Between January 2021 and May 2022, 12 patients with valgus-impacted femoral neck fractures were treated by a combination of percutaneous screwdriver rod-assisted closed reduction and the use of the femoral neck system (FNS) for internal fixation. Among the group, there were 6 males and 6 females; their median age was 525 years, and their ages spanned a range of 21 to 63 years. Two cases of fractures stemmed from traffic accidents, nine from falls, and one from a fall from a high location. Seven unilateral, closed femoral neck fractures were found on the left, and an additional five were observed on the right. The timeframe from the moment of injury to the scheduled surgical intervention showed a range of 1-11 days, with a mean duration of 55 days. The postoperative period was monitored for both fracture healing and any associated complications, and these were recorded. Employing the Garden index, the quality of fracture reduction was assessed.

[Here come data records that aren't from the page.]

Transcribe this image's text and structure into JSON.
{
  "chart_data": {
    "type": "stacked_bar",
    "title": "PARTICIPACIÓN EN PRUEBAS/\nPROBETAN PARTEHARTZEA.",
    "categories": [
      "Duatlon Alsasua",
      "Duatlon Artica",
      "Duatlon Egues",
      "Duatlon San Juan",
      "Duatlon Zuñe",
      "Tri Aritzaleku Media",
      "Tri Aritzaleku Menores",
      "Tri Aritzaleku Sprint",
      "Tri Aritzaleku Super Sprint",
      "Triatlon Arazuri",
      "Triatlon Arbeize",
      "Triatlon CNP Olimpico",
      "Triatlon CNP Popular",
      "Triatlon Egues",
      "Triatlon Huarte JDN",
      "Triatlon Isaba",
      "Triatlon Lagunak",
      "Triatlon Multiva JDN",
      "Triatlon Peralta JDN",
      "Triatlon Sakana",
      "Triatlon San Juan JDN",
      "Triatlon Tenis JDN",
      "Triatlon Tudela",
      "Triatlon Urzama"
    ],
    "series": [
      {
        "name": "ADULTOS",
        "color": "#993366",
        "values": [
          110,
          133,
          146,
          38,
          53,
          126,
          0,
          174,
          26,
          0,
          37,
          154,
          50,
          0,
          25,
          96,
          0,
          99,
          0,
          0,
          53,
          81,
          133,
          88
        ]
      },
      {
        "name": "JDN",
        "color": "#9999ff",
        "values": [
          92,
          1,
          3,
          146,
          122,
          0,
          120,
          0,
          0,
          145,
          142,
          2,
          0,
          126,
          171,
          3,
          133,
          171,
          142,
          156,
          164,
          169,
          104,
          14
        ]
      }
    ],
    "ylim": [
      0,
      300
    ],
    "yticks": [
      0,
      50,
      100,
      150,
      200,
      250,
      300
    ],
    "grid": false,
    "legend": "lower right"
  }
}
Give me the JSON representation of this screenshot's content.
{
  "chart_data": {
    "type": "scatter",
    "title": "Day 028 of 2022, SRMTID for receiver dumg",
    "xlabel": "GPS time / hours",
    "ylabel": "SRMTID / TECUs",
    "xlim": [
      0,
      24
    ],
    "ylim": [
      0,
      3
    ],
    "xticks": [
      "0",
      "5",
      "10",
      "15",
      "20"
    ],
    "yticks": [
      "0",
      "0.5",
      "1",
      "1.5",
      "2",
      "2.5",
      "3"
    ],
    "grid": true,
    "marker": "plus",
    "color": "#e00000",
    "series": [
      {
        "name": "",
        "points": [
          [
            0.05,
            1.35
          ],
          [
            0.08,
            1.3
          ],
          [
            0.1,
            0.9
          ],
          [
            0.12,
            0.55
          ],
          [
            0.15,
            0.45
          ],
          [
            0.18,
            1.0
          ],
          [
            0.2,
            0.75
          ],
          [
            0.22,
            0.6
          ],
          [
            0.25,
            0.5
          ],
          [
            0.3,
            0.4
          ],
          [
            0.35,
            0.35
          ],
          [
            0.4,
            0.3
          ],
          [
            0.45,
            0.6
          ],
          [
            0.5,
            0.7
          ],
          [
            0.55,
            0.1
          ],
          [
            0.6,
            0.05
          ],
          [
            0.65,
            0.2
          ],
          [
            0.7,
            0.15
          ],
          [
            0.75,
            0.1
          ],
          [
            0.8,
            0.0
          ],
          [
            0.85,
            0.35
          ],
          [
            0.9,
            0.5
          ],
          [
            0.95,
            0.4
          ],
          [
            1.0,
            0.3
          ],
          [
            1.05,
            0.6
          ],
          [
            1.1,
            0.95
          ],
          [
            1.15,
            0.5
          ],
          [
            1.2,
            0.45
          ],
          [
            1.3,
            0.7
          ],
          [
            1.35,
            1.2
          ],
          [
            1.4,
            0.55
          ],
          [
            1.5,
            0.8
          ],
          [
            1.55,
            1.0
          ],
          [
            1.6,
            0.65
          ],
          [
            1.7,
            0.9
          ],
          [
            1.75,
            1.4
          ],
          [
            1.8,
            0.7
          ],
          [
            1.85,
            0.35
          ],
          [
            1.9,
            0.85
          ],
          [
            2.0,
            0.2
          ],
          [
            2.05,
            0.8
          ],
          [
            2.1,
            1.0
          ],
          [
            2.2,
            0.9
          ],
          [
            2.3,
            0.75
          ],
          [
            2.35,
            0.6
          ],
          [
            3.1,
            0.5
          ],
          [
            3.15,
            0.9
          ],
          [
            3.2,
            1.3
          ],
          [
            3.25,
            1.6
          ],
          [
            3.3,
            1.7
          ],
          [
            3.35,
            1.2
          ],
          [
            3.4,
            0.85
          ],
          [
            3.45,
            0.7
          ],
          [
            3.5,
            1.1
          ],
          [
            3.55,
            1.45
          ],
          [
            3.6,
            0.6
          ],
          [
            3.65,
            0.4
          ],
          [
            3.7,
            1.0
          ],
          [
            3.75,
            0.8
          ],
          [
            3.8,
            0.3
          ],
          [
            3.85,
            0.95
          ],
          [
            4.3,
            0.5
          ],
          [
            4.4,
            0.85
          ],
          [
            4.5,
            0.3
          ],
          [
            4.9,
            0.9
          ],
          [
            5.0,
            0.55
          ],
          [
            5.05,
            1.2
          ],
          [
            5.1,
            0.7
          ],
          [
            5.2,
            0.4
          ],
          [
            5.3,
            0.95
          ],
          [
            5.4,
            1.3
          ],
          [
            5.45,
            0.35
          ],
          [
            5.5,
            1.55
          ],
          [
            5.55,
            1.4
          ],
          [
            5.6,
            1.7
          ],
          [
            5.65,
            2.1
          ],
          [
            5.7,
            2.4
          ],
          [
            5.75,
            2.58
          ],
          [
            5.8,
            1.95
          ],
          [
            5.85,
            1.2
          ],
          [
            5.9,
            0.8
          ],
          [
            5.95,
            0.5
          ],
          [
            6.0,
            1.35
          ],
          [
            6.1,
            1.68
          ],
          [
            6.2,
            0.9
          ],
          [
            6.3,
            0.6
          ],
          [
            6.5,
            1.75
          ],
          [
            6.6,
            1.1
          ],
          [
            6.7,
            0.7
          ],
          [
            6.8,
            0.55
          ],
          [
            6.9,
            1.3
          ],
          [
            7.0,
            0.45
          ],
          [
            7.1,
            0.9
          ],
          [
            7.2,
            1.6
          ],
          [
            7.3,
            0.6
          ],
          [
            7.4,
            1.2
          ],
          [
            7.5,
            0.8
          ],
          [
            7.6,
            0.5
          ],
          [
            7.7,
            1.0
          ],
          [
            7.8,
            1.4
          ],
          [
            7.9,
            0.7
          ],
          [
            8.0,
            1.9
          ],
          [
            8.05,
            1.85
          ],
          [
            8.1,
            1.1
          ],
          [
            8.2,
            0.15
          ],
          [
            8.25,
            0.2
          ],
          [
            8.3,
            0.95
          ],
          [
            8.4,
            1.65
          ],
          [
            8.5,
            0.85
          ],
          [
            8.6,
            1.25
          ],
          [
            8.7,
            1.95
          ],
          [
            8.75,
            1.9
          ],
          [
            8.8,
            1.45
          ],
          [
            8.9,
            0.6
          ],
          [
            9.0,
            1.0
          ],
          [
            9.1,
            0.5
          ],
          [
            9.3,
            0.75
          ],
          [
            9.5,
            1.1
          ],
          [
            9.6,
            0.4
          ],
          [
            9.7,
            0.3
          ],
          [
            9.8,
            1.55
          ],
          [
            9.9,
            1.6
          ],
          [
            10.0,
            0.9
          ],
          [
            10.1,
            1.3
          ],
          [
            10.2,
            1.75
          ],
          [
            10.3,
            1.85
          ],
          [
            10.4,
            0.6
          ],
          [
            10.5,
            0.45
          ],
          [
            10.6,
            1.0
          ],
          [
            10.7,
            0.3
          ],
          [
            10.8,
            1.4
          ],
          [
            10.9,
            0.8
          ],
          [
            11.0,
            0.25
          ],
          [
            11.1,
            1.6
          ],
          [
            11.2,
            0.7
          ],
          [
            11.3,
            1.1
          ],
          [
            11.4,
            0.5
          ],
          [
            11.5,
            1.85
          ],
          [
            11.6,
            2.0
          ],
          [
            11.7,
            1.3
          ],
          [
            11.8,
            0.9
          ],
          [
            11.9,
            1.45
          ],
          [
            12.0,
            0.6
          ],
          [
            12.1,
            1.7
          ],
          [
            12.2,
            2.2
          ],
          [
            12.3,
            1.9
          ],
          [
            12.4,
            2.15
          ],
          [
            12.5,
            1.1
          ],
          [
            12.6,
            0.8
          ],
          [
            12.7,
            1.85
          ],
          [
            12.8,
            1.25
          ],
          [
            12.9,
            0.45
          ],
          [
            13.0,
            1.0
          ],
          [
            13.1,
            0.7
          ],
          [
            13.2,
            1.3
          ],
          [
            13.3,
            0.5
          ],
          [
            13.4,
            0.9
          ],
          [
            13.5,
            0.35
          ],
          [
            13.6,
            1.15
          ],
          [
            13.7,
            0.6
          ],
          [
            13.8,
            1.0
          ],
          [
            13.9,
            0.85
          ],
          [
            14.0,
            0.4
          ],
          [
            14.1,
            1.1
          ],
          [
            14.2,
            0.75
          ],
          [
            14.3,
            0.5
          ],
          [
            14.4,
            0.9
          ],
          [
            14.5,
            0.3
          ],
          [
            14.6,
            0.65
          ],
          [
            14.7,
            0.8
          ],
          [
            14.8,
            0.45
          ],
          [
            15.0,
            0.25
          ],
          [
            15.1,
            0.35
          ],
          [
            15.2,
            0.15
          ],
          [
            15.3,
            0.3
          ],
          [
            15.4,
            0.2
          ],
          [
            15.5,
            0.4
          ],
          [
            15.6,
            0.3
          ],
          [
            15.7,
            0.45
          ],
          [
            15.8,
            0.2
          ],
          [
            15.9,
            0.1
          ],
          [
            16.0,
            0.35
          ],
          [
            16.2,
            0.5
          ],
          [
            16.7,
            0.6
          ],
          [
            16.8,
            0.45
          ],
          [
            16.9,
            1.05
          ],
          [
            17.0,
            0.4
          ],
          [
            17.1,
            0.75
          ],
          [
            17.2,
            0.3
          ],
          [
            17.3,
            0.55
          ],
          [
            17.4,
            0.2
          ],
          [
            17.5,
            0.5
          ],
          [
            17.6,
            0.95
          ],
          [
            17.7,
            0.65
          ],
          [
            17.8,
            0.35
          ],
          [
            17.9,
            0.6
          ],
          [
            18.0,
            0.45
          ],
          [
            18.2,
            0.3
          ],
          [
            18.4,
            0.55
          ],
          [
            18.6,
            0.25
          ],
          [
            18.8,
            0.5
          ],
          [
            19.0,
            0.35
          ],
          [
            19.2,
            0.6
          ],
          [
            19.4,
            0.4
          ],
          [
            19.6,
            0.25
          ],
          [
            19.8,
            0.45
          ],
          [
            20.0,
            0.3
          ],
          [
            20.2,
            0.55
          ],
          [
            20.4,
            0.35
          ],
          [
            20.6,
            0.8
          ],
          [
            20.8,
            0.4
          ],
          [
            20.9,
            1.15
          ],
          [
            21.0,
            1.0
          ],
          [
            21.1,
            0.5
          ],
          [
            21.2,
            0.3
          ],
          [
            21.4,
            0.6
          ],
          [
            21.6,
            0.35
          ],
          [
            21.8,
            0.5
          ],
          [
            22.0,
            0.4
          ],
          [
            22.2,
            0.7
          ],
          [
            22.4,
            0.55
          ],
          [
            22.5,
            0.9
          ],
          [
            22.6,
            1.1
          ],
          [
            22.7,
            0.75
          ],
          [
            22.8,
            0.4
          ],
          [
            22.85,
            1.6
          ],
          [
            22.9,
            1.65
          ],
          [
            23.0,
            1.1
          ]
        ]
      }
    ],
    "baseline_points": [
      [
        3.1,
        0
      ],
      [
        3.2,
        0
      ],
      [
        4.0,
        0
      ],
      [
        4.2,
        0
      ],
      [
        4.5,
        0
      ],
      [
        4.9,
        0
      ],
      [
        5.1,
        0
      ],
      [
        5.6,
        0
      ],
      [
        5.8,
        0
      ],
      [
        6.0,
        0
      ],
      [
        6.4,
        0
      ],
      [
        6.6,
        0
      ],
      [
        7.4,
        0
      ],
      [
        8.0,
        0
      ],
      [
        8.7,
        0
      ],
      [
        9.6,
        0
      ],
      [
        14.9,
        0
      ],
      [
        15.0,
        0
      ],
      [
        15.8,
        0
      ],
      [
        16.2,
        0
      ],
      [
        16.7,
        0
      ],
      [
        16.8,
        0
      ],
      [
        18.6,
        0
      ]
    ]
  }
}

In the final follow-up stage, hip joint function was evaluated using the Harris score, along with the measurement of femoral neck shortening.
The successful completion of all operations is a fact. One case, post-operatively, displayed fat liquefaction at the incision site, which resolved favorably with enhanced dressing changes. In contrast, the remaining patients experienced first-intention wound healing. Follow-up of all patients extended from 6 to 18 months, resulting in an average observation period of 117 months. The X-ray film re-evaluation, in accordance with the Garden index, indicated a satisfactory reduction quality in ten cases and an unsatisfactory quality in two. Bony union was confirmed in all fractured sites, and healing times spanned from three to six months, presenting a 48 month average. Following the final follow-up, the femoral neck exhibited a shortening of 1 to 4 mm, with an average reduction of 21 mm. Subsequent monitoring of the patients did not uncover any instances of internal fixation failure or osteonecrosis of the femoral head. The final follow-up measurements of the hip Harris scores demonstrated a range of 85 to 96, averaging 92.4. Ten cases were determined to be excellent and two were classified as good.
By utilizing the percutaneous screwdriver rod-assisted approach to closed reduction, valgus-impacted femoral neck fractures can be effectively addressed. This offers the benefits of easy operation, effective results, and minimal disruption to the blood flow.
The efficacy of a percutaneous screwdriver rod-assisted closed reduction is well-established in treating valgus-impacted femoral neck fractures. The device's advantages include effortless operation, significant effectiveness, and a minimal effect on the blood's circulation.
To assess the initial efficacy of arthroscopic rotator cuff repair, specifically contrasting the single-row modified Mason-Allen technique against the double-row suture bridge technique for moderate tears.
Between January 2021 and May 2022, the clinical data of 40 patients with moderate rotator cuff tears, who met specific selection criteria, were subjected to a retrospective analysis. Utilizing the modified single-row Mason-Allen suture technique, twenty cases were repaired (single-row group); conversely, twenty cases were managed with the double-row suture bridge technique (double-row group). No significant difference in gender, age, disease duration, rotator cuff tear size, and preoperative visual analogue scale (VAS) score, Constant-Murley score, and T2* value was apparent between the two study groups.